In Cambodia, we’ve worked with SNV Netherlands Development Organisation to educate Cambodian farmers about malnutrition and how to improve their children’s nutrition via IVR. SNV also conducted quizzes to measure the participants’ comprehension, still via IVR.

Noora Health, also a non-profit organization, sent more than 1,000 automated phone call training (IVR) to 205 patients and their families in India. Their goal was to ensure that patients are well taken care of during their recovery process from a major medical event or chronic condition.

Thinking of Running a Similar Project?

Do you want to start an IVR campaign or know someone who might be interested?

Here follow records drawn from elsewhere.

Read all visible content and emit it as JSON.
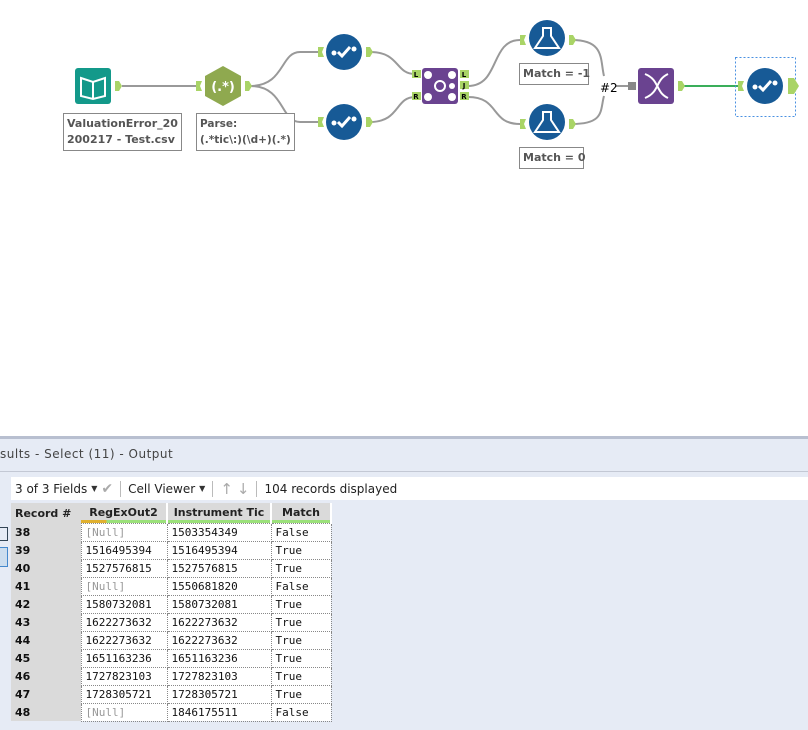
{
  "workflow": {
    "input_label": [
      "ValuationError_20",
      "200217 - Test.csv"
    ],
    "regex_label": [
      "Parse:",
      "(.*tic\\:)(\\d+)(.*)"
    ],
    "regex_glyph": "(.*)",
    "join_anchors": {
      "left": "L",
      "right": "R",
      "out_left": "L",
      "out_join": "J",
      "out_right": "R"
    },
    "filter_top_label": "Match = -1",
    "filter_bottom_label": "Match = 0",
    "union_connection": "#2",
    "colors": {
      "input": "#13998a",
      "regex": "#8fa94f",
      "select": "#175a96",
      "join": "#6a4390",
      "anchor": "#a9d466",
      "connection_active": "#3aae5a"
    }
  },
  "results": {
    "title": "sults - Select (11) - Output",
    "fields_dropdown": "3 of 3 Fields",
    "cell_viewer": "Cell Viewer",
    "records_displayed": "104 records displayed",
    "columns": [
      "Record #",
      "RegExOut2",
      "Instrument Tic",
      "Match"
    ],
    "rows": [
      [
        "38",
        "[Null]",
        "1503354349",
        "False"
      ],
      [
        "39",
        "1516495394",
        "1516495394",
        "True"
      ],
      [
        "40",
        "1527576815",
        "1527576815",
        "True"
      ],
      [
        "41",
        "[Null]",
        "1550681820",
        "False"
      ],
      [
        "42",
        "1580732081",
        "1580732081",
        "True"
      ],
      [
        "43",
        "1622273632",
        "1622273632",
        "True"
      ],
      [
        "44",
        "1622273632",
        "1622273632",
        "True"
      ],
      [
        "45",
        "1651163236",
        "1651163236",
        "True"
      ],
      [
        "46",
        "1727823103",
        "1727823103",
        "True"
      ],
      [
        "47",
        "1728305721",
        "1728305721",
        "True"
      ],
      [
        "48",
        "[Null]",
        "1846175511",
        "False"
      ]
    ]
  }
}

If so, go ahead and hit that blue chat icon on the bottom right of your screen and someone from our team will help you out – or email us at We’re always on the lookout for new companies and organizations to help.

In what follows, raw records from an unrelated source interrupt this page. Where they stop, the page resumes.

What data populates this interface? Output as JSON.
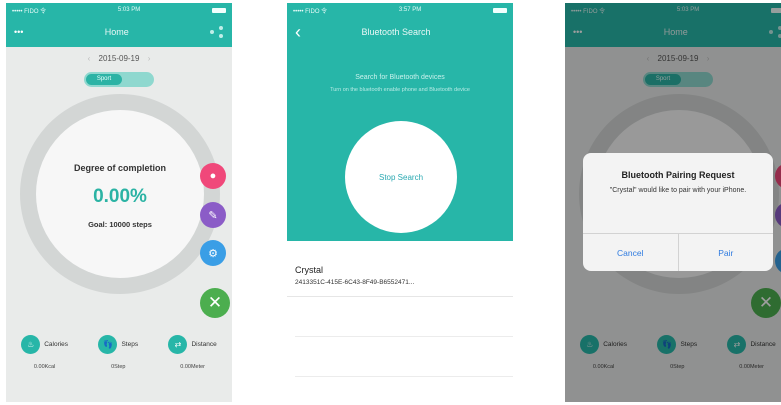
{
  "screen1": {
    "status": {
      "carrier": "••••• FIDO 令",
      "time": "5:03 PM"
    },
    "nav": {
      "left": "•••",
      "title": "Home"
    },
    "date": "2015-09-19",
    "toggle_label": "Sport",
    "ring": {
      "title": "Degree of completion",
      "percent": "0.00%",
      "goal": "Goal: 10000 steps"
    },
    "stats": [
      {
        "label": "Calories",
        "value": "0.00Kcal",
        "icon": "flame-icon"
      },
      {
        "label": "Steps",
        "value": "0Step",
        "icon": "footprint-icon"
      },
      {
        "label": "Distance",
        "value": "0.00Meter",
        "icon": "distance-icon"
      }
    ],
    "colors": {
      "accent": "#27b6a8",
      "pink": "#f0487a",
      "purple": "#8b5cc7",
      "blue": "#3a9ee6",
      "green": "#4cae4f"
    }
  },
  "screen2": {
    "status": {
      "carrier": "••••• FIDO 令",
      "time": "3:57 PM"
    },
    "nav": {
      "title": "Bluetooth Search"
    },
    "hint_title": "Search for Bluetooth devices",
    "hint_body": "Turn on the bluetooth enable phone and Bluetooth device",
    "stop_button": "Stop Search",
    "device": {
      "name": "Crystal",
      "id": "2413351C-415E-6C43-8F49-B6552471..."
    }
  },
  "screen3": {
    "status": {
      "carrier": "••••• FIDO 令",
      "time": "5:03 PM"
    },
    "nav": {
      "left": "•••",
      "title": "Home"
    },
    "date": "2015-09-19",
    "toggle_label": "Sport",
    "stats": [
      {
        "label": "Calories",
        "value": "0.00Kcal"
      },
      {
        "label": "Steps",
        "value": "0Step"
      },
      {
        "label": "Distance",
        "value": "0.00Meter"
      }
    ],
    "alert": {
      "title": "Bluetooth Pairing Request",
      "message": "\"Crystal\" would like to pair with your iPhone.",
      "cancel": "Cancel",
      "confirm": "Pair"
    }
  }
}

[1] Interactive Voice Response (IVR) is the technology that powers interactive automated phone calls, where humans receive a pre-recorded phone call (or call into a hotline) and interact with the call by pressing keys on their phone’s keypad.  For example, IOM prerecorded the questions it wanted to ask on its IVR survey, uploaded the audio files to the engageSPARK website and created the survey flow.  The engageSPARK system then called the participants, played back the pre-recorded audio file for the first question and waited for the participant to press keys on their phone to answer the question (e.g., press 1 for yes or 2 for no); then depending on the participant’s response, the survey might continue to the second question or a later question, or the call could end.  In sum, IVR represents the concept of keypress interactions on a pre-recorded automated phone call.  (Note: IVR also refers to spoken responses, where the participant speaks into the phone and their response is captured and processed).